Читать книгу Сын моего босса - Катерина Сергеевна Снежная - Страница 5
Глава 5
ОглавлениеКейт ворвалась в офис ровно в пять часов вечера – не столько вошла, сколько влетела, как бумажный змей в лобовое стекло. На стол Майкла Маршалла она швырнула визитку – чёрный картон, атласный шёлк, чужая печать. Та легла ровно, как приговор.
– Какого чёрта, Майкл! Голос был тихим, но в каждом слове – стальная дрожь. – Я не дрессировщица, не в первый и не в последний раз. У этого льва аппетит как у анаконды: всё, что движется, – либо партнёр, либо добыча. Я отдала жучок, дала слово, голые нервы. В следующий раз – сам к нему иди. Старый Брукс был твоим клиентом. Лови шейхов и счета сам. Я – юрист, чёрт возьми, а не шпионка.

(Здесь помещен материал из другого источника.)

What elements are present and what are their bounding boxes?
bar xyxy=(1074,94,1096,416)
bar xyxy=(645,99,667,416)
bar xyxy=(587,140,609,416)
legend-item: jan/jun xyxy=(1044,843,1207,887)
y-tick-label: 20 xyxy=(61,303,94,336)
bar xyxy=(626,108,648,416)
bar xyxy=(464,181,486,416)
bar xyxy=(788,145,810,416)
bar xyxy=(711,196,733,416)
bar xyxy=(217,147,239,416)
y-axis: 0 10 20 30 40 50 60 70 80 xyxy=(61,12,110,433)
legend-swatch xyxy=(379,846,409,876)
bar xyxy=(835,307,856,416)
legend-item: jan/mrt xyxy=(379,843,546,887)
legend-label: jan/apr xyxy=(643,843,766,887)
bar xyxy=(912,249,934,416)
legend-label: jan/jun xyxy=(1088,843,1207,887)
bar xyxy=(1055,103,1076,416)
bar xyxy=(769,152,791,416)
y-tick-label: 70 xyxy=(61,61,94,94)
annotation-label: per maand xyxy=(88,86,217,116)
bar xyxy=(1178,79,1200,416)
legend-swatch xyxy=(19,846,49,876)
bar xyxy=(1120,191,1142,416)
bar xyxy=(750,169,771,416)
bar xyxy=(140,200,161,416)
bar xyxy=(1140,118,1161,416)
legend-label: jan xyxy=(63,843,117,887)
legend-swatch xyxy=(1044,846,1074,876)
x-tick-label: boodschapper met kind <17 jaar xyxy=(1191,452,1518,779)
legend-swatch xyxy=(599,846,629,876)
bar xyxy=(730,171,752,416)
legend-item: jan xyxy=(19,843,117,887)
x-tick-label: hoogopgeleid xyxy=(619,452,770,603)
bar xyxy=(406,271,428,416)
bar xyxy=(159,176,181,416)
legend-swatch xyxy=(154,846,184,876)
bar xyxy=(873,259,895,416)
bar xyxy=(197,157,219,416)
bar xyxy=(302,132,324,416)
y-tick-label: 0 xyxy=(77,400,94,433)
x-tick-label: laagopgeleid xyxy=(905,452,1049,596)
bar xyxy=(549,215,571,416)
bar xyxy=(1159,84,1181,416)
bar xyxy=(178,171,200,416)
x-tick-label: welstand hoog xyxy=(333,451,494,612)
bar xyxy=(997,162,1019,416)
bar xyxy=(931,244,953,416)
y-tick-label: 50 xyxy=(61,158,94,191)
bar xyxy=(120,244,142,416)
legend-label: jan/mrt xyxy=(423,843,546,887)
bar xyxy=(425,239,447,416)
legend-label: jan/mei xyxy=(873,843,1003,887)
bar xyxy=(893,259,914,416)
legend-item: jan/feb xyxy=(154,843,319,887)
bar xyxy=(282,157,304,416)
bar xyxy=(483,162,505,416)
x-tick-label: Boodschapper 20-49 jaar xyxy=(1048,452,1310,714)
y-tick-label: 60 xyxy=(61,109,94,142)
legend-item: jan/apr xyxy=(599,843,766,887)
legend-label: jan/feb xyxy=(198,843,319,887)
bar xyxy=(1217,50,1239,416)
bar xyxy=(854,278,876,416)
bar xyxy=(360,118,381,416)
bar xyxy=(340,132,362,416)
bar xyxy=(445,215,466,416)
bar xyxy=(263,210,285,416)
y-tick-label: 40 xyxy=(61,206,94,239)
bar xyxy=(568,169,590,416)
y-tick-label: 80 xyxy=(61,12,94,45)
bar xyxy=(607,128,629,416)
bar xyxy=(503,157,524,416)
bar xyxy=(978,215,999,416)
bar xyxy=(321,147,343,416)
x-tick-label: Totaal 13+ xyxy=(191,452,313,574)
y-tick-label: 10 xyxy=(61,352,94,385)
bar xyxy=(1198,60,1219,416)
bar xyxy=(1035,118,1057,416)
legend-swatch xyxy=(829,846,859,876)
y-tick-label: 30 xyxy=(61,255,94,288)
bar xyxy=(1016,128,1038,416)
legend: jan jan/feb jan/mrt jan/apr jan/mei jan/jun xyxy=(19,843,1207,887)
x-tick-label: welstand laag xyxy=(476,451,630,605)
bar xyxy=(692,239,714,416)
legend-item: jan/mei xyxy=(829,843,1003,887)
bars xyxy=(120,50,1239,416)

Про кольцо она не промолчала. Показала его. Перстень-печать. Сакура и дракон. Тонкая работа. Красиво. Вернёт в среду. Вместе с бумагами – и с холодком в памяти.
Майкл Маршалл, как старый лис седовласый и хитрый, взял визитку в платочке пинцетом, будто это было не доказательство, а взрывчатка. Положил в прозрачный конверт. Посмотрел поверх очков.
– Жучок был необходимой мерой, Кейт. Леон Брукс – не лев. Он тигр. И если он принял визитку, значит, ты справилась лучше любого моего разведчика. Старый Брукс доверял двум людям: мне и сыну. Теперь, похоже, список пополнился.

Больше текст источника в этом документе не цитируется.